Despite the practice of Chhaupadi being illegal, every year women die as a result of it in Nepal.

A mother and her two children have died in Nepal after the woman was sent to an isolated hut because she had her period.

Amba Bohora, 35, and her children 12-year-old Suresh and 9-year-old Ramit, died from smoke inhalation suffocation after they stayed overnight in the small, purpose-built structure on Jan. 8, officials told BBC Hindi.

She is believed to have built a small fire to keep warm, but the shed in Bajura province in western Nepal had no windows or ventilation.

They were there because Bohora was on her period and was required to be isolated from other family members, under the outlawed superstition of Chhaupadi.

She was found by her inlaws, who she lived with after her husband traveled to India two months ago to look for work, the Kathmandu Post reported.

Chhaupadi, which states that menstruating women must be kept separate to ward off bad luck, was banned by Nepal’s Supreme Court in 2005 and criminalized in 2017.

Despite this, every year in Nepal there are cases of women dying due to the practice. A small study, published last month, found that around 77% of teenage girls in far-western Nepal still followed the superstition.

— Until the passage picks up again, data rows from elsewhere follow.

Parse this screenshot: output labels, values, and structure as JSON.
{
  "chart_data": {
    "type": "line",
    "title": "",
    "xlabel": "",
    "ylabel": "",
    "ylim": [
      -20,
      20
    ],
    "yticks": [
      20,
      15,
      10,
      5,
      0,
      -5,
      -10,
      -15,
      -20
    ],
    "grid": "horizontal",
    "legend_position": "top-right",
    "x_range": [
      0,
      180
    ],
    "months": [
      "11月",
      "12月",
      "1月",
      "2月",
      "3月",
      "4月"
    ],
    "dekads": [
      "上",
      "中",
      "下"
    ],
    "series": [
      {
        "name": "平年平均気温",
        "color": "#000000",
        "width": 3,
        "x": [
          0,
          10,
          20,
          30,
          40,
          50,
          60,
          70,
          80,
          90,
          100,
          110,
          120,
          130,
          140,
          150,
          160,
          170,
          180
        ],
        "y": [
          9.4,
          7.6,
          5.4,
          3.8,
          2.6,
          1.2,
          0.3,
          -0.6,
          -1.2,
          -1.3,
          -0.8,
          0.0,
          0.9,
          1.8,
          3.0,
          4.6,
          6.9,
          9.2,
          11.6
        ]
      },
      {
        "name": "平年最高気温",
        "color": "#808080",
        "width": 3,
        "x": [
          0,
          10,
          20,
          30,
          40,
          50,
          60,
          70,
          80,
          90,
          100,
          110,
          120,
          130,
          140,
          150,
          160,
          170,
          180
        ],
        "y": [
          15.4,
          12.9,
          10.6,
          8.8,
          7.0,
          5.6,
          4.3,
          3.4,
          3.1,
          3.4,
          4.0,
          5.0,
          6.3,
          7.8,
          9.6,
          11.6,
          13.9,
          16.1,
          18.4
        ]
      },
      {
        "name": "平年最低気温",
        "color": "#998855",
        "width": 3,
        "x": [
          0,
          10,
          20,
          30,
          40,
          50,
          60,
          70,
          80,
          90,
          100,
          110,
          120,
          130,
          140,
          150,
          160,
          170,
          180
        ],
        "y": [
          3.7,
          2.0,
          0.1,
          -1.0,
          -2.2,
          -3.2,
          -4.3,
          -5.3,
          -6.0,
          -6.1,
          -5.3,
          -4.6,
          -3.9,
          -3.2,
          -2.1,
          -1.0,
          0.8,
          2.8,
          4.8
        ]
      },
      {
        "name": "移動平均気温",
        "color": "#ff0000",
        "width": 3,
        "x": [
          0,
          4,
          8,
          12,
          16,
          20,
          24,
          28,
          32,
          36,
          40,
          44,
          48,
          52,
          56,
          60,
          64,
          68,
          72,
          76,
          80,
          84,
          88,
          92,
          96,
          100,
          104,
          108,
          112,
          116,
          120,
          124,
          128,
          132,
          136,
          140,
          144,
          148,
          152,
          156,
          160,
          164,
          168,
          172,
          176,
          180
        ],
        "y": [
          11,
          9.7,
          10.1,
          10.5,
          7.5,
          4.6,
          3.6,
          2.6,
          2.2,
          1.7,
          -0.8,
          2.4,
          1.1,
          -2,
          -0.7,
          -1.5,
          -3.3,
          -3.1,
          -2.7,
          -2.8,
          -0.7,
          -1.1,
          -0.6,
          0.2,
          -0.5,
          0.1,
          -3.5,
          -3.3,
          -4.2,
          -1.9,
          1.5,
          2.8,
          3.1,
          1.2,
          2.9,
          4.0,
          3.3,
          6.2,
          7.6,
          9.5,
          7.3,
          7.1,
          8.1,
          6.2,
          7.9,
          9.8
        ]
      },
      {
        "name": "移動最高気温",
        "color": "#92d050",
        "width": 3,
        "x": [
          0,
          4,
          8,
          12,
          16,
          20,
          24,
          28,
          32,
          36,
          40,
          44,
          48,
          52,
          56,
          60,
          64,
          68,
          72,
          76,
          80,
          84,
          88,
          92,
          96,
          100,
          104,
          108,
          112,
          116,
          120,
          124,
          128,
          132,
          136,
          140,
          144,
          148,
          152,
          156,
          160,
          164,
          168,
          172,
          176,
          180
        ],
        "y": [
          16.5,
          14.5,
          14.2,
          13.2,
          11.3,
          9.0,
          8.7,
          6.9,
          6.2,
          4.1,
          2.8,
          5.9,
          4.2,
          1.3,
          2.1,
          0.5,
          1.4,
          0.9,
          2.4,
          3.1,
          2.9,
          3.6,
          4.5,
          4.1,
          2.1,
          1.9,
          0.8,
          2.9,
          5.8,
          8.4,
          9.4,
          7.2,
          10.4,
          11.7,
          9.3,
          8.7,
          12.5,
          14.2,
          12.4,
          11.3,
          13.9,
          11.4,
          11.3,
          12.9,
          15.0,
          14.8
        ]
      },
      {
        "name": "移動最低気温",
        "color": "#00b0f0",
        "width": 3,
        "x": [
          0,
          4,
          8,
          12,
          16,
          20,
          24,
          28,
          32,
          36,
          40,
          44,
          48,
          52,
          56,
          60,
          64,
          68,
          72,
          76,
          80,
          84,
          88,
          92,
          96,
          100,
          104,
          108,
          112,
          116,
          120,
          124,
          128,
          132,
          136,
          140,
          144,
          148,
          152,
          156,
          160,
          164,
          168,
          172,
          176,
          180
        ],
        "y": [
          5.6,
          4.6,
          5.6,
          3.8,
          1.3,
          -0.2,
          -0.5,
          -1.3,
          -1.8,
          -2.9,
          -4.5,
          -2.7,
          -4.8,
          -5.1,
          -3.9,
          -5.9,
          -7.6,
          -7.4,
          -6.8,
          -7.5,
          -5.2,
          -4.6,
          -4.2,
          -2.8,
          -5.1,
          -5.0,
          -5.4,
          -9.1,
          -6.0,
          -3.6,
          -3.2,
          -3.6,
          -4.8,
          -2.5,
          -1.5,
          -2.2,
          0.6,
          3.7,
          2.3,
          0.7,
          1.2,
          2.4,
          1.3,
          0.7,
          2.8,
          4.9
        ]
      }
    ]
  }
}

The tiny, windowless structures women are banished to are often purpose-built by the women themselves. There have been cases of women dying of the cold, snake bites, or (most frequently) suffocation from smoke after they light fires for warmth.

“The hut was so small that it could barely accommodate Amba and her two sons. One has to bend over to stand straight inside the hut,” Khadak Bohora, the ward chairman, told the Kathmandu Post.